MO
London
For years now - decades even - it has been an affectionate joke that Sir Cliff Richard never ages.
There are those who mock the suspiciously thick thatch of conker-brown hair, the veneer-white teeth and magnificent year-round tan, but, until recently, no one could deny that, at 74, he was holding back the ravages of time very successfully. However, when he returns to Britain at the end of the summer, we will see a very different Cliff.
Where he used to look trim and healthy, thanks to meal-skipping and daily tennis, now he looks positively weak and even frail. That air of cheery, wholesome confidence has gone. In its place is an unmistakably haunted man.

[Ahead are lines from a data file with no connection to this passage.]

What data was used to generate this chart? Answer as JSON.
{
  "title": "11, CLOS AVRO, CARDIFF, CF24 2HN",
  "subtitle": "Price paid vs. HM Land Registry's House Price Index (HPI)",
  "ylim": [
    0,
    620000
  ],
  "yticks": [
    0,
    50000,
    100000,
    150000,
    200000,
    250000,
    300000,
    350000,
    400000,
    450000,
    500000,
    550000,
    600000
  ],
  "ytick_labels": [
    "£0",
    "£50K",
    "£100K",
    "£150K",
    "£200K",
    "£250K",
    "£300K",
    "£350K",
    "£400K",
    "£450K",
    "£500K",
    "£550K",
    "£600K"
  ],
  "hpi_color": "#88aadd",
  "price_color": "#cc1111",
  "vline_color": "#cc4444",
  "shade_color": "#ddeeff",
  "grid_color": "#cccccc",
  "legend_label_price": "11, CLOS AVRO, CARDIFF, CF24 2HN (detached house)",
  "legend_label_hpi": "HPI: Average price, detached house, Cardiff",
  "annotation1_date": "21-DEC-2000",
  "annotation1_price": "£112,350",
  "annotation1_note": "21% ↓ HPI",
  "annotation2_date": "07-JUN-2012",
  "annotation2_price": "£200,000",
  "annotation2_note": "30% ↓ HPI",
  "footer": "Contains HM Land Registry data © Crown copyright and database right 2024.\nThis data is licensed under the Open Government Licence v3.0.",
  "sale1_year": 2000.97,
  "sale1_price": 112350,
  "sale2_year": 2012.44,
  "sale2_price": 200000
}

People who bumped into him at the Holders musical festival, Barbados, in March reported he didn’t look like the familiar Cliff at all, and was suddenly looking his age. Even when mingling with dozens of fans at an event in Aalborg, Denmark, earlier this month, he appeared strained, with deep rings around his eyes and wrinkles etched deep in his face and neck. The controversial and very public police raid of his Berkshire home last August over historic claims of abuse, has taken a deep toll on the man once described as the ‘Peter Pan of Pop’. As his dear friend Cilla Black observed last week: ‘It’s awful. Cliff is not all right, not at all.’ In his sole public statement three months ago, Cliff described his current predicament as ‘unbelievably difficult’. And after months of shying away from public view, he has decided enough is enough. His first decision has been to put his beloved £3 million Berkshire home on the market.
Following the police raid, broadcast live by the BBC, he feels his sanctuary has been violated and says he can never feel comfortable there again. ‘It’s the saddest thing for him, but he had to do it. He said he never wants to live there again,’ Cilla told the Daily Mail’s Diary last week. She added: ‘He will never, ever go back there again. I don’t blame him.’
Associates say the decision to sell was taken within days of the raid; Cliff sensibly waited for the market to make its spring rise before listing the magnificent apartment for sale.
‘It was an experience a bit like a burglary,’ says a friend of long standing. ‘He had an emotional response to it and, although time has passed, it hasn’t changed the way he feels.’
Cliff has spent just one night in the house in nine months - at the start of May when he was en route from his home in New York to a ‘wine signing’ event (literally signing bottles of wine for fans) in Denmark.